Mortgage life insurance is a financial tool that guarantees your mortgage is paid off if you were to pass away suddenly. For many of our clients, a home is the biggest purchase they ever make. If one spouse wasn’t there to contribute to the family income, there’s a good chance the second spouse couldn’t afford the mortgage payments on his or her own. Using life insurance to protect your mortgage is ideal for:
- Young families
- New homeowners
Instead of protecting the lender’s investment, this type of life insurance protects you. If you’re the family breadwinner, your passing could cause a big problem for your family. What would they do without your love and support? Would your spouse have to go back to work to make the house payment? In this situation, your policy’s death benefit will pay off the mortgage so your loved ones can keep the house. Plus, if you select a cash value policy, you can use the money your policy accumulates to pay off that mortgage early.
TIP: “Mortgage insurance” is not the same thing as “mortgage life insurance.” If your lender requires you to have mortgage insurance, this is something that protects their investment in the event that you can’t make your mortgage payments.
How does it work?
First, you choose a life insurance policy. There are two types to choose from: term (temporary coverage) or universal (permanent coverage). We’ll walk you through the benefits of each type below.
Term Life Insurance
With a term policy, you’re covered for the length of your policy term (10, 20, or 30 years). The idea is to choose a policy length that matches the term of your mortgage. If you pass away during that term, your spouse can use the income-tax free death benefit to pay off the mortgage.

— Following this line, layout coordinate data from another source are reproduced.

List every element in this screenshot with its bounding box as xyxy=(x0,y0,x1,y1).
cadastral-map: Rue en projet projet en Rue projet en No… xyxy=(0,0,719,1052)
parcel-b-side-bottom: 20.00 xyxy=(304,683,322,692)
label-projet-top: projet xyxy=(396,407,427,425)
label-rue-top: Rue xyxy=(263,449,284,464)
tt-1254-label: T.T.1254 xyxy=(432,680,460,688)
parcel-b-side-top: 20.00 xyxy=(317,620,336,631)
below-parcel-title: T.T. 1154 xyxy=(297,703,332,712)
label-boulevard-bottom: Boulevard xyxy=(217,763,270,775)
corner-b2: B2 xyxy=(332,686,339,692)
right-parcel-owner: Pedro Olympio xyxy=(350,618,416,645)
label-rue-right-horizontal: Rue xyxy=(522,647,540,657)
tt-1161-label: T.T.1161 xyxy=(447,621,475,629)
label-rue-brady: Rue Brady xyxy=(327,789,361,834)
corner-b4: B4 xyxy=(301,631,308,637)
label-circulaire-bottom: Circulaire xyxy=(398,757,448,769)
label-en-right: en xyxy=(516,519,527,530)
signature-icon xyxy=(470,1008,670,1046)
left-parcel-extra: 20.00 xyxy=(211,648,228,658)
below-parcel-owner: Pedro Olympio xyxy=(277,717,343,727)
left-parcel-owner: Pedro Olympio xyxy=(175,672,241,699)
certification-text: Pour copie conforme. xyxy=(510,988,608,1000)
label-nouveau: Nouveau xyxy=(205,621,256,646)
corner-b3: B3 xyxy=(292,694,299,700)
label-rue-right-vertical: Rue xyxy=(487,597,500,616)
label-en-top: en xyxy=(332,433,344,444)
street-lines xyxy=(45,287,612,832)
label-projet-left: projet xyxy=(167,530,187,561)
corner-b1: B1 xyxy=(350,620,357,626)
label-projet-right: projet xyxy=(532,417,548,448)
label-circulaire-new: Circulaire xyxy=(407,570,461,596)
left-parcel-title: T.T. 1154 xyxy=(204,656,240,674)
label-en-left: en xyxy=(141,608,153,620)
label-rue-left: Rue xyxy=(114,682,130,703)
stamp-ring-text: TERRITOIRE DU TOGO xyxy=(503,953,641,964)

The goal of selecting this policy is to allow your family to remain in their home after you die. It’s as simple as that.
Universal Life Insurance
With a universal policy, your spouse would still get an income-tax free death benefit to pay off the mortgage if anything happened to you. But there’s also a cash value account that accumulate funds over time. Once that cash value equals the amount remaining on your mortgage, you can use that money to pay off the mortgage entirely! This not only reduces your household’s expenses, but it also significantly decreases the amount of interest you pay on that mortgage over time.
The goal of selecting this policy is to allow your family to remain in their home after you die, as well as to pay off your mortgage as soon as possible and reduce the total amount of mortgage interest you pay.
How much does it cost?
That depends. The cost of a term life insurance policy is going to be the most affordable, but it isn’t going to give you the benefits of cash value. If you’re young and in good heath, a 30-year term policy could cost as little as $300 per year (that’s an actual quote result for a 30-year term, $300,000 policy for a 34-year-old man in California with good health and a non-smoker).
If that same individual were to buy a permanent policy, it could cost as little as $1,352 per year. However, we’d suggest paying more than that to help your cash value grow even faster. The faster it grows, the faster you can use it to pay off your mortgage early! In this case, your cash value account functions like a savings account, only with a better rate of return than a typical savings account.